А потом, верно, кирпичом по замку: звяк, звяк…
Посреди речки чернеют под луной жерди — видать, кто-то сеть на ночь поставил, — и тени от них длинными полосами лежат на воде — луна еще низко. В осоке кигикнула дикая курочка, завозилась, ударила крыльями с испуга…
Я сижу на чернотале и покачиваюсь. Не сильно, чтобы ветки не поломать. Сижу и слушаю, как рождается вечер. Сначала где-то поблизости томно затрепетали листья на осокоре, потом этот шелест перенесся на дуб, а с него посыпались желуди в траву, загудели ольхи — влажно и густо, словно вихрь в мокрых после дождя крыльях ветряка. И заговорил лес шире, громче. Наверно, вот так рождаются реки, чувства, музыка.
Вверху прошелестело, а внизу, на реке, и камышинка не шевельнулась. Вода блестит, словно мед в сотах.
Звякнула цепь о днище лодки. Стукнулось весло о борт.
— Ну, с богом, как говорится, — бормочет дядько Тихон. Качнулась и побежала от берега волна, подкатилась к луне, колыхнула ее, и та сначала сделалась длинной и плоской, а потом вновь округлилась.
Дядько не берет меня с собой, потому что лодка старая.
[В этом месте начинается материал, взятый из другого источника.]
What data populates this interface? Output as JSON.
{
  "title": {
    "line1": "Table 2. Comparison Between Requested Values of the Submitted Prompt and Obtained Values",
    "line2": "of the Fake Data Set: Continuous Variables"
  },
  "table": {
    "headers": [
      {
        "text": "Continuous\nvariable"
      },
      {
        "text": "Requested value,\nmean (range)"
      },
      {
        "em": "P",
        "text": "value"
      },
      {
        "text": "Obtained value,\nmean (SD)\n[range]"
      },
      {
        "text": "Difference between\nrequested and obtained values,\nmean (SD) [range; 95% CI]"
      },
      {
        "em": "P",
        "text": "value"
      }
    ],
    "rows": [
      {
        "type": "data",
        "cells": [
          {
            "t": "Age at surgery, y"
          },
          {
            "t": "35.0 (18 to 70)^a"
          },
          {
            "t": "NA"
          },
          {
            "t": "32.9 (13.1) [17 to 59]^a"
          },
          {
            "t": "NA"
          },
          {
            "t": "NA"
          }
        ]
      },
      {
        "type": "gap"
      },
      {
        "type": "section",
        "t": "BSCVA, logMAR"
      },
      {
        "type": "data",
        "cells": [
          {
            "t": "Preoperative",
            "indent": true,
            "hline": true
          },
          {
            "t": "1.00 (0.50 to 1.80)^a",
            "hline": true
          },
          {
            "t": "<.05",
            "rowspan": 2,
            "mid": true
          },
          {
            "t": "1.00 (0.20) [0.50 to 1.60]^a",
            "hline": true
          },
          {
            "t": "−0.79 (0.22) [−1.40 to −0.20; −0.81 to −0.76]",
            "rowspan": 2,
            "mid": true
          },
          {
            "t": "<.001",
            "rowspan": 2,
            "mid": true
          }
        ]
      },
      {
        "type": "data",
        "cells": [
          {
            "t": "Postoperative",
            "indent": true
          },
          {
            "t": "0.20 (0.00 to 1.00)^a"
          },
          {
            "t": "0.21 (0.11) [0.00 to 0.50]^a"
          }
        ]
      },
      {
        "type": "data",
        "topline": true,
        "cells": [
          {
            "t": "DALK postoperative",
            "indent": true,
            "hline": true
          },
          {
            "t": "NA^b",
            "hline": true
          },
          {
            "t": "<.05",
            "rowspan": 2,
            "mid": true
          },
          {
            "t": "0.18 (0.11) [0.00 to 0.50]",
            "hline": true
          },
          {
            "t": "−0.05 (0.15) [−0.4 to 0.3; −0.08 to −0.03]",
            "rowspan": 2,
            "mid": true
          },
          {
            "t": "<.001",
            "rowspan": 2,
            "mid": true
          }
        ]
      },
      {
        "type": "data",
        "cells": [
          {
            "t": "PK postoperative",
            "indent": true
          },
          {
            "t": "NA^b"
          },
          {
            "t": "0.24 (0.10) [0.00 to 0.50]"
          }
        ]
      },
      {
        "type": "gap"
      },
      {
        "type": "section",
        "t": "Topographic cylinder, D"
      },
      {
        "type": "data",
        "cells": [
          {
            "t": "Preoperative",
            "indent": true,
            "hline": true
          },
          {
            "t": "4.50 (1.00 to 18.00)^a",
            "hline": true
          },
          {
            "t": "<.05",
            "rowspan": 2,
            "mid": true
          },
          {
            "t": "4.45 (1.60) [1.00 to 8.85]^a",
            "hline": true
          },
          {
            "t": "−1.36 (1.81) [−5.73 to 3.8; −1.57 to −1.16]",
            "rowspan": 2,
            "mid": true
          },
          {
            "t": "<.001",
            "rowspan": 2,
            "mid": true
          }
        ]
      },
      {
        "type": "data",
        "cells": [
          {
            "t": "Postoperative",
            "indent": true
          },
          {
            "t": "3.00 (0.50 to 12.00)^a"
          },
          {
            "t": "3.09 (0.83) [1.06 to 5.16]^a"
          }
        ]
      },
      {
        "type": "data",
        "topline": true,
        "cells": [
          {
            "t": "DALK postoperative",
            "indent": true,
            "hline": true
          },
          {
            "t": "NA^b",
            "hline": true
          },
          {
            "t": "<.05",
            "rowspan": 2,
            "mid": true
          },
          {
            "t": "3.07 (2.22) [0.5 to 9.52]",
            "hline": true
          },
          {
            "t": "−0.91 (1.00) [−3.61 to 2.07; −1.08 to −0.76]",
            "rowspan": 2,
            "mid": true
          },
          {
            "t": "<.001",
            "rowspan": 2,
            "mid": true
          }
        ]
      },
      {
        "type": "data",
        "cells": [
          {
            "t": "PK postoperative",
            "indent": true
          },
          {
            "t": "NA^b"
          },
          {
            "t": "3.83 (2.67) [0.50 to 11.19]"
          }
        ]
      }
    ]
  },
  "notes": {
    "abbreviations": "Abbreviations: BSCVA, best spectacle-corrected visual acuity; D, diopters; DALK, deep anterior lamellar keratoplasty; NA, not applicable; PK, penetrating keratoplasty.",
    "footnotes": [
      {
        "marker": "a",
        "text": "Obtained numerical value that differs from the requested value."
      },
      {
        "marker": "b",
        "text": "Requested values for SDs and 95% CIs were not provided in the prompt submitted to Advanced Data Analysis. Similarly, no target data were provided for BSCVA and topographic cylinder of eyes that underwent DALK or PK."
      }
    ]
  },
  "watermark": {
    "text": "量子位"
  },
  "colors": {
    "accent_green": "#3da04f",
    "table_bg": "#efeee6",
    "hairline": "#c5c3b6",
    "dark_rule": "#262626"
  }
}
Нажмешь пальцем на днище — так и увязает.
Лодка высовывается из-под кустов черным клином, и на воду сползает дядькина тень так, что головой он у самых кувшинок на той стороне реки.
А луна плывет и плывет вверх. Черные зазубренные тени берега лезут под берег.
— Вот мы ее в вентерь и поймаем, — говорит дядько Тихон.